Even More Questions:

Scully was afraid the F.B.I. would force her to stop looking for Mulder if they found out she was pregnant. Well, they’re going to find out soon no matter what, so it’s high time she got a move on before she starts showing and she’s physically unable to look for Mulder. There’s been a time crunch this whole time that Season 8 has ignored.

Scully’s only fourteen weeks along? Huh? Scully found out she was pregnant in May. We know this episode is after the date on the pre-recorded ultrasound tape. That means it takes place in late November at the earliest. Baby timeline…. I give up.

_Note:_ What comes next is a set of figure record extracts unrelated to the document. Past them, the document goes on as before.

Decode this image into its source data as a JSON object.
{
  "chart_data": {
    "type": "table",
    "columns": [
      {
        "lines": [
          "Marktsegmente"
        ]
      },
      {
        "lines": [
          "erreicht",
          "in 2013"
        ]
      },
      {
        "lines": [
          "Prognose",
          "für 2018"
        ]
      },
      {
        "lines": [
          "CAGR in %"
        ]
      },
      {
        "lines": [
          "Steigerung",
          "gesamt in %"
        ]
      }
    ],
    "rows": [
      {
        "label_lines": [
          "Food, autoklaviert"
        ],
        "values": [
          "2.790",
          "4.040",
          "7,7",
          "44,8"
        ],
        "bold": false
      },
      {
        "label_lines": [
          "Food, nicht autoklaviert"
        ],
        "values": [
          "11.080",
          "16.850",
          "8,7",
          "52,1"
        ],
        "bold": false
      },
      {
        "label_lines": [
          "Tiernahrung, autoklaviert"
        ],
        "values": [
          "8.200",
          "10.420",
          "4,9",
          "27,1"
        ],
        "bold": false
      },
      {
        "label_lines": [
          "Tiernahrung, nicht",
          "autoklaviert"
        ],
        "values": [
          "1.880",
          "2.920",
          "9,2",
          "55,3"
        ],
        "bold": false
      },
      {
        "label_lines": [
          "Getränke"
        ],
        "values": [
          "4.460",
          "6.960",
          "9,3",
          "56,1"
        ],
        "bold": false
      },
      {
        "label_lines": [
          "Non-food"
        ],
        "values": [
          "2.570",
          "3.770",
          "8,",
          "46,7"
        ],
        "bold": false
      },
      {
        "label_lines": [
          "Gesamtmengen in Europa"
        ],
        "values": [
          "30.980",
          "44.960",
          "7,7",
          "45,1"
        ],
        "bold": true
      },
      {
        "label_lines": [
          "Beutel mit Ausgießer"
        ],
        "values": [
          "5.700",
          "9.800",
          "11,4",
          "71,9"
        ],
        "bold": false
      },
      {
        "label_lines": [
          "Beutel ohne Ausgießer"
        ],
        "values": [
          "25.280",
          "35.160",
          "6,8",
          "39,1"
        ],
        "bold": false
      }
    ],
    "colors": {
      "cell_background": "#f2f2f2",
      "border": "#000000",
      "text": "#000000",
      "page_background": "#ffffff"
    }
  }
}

How did Miss Hendershot know about Scully and where she lived?

Why did Skinner and Scully call Doggett out in the middle of the night just to tell him that Scully was taking leave? If you weren’t going to tell him anything, you could’ve not told him at the office.That said, by telling him earlier that Dr. Parenti was her doctor, wasn’t Scully admitting to being pregnant anyway? Why get shy now?

The conspirators appear to have wanted access to Scully all along which is why they sent Haskell and were willing to give up Miss Hendershot and her baby to get at Scully. But didn’t they already have access to Scully through Dr. Parenti? Why warn Scully that something might be wrong with her baby at all? She would be completely pliable if she remained ignorant.

Comments:

Anne!! It’s Anne! Megan Follows from Anne of Green Gables plays the doomed Mrs. Haskell in the opening teaser. That series of books was my first true love. Ah, I love it when obsessions collide.

We as the audience know this wasn’t all in Scully’s head. We saw the alien babies. We heard Haskell’s phone call and we know the doctors or somebody is after Scully’s baby. That would only be the case if they believed her baby to be alien.

That Duffy Haskell twist was a good one.

The actor who plays Duffy Haskell was also in “Demons” (4×23). It’s good to see an actor from the Vancouver era again.

This marks the first appearance of Knowle Rohrer.

It’s good to realize that Scully is vulnerable in her condition. You feel for her and are scared with her.

Did you spot Mark Snow?

Best Quotes:

Doggett: Your assistant said you were going to get right back to me about this David Haskell fingerprint.
Knowle Rohrer: I’ve got a day job, John. The government gets suspicious if I work at too fast a pace.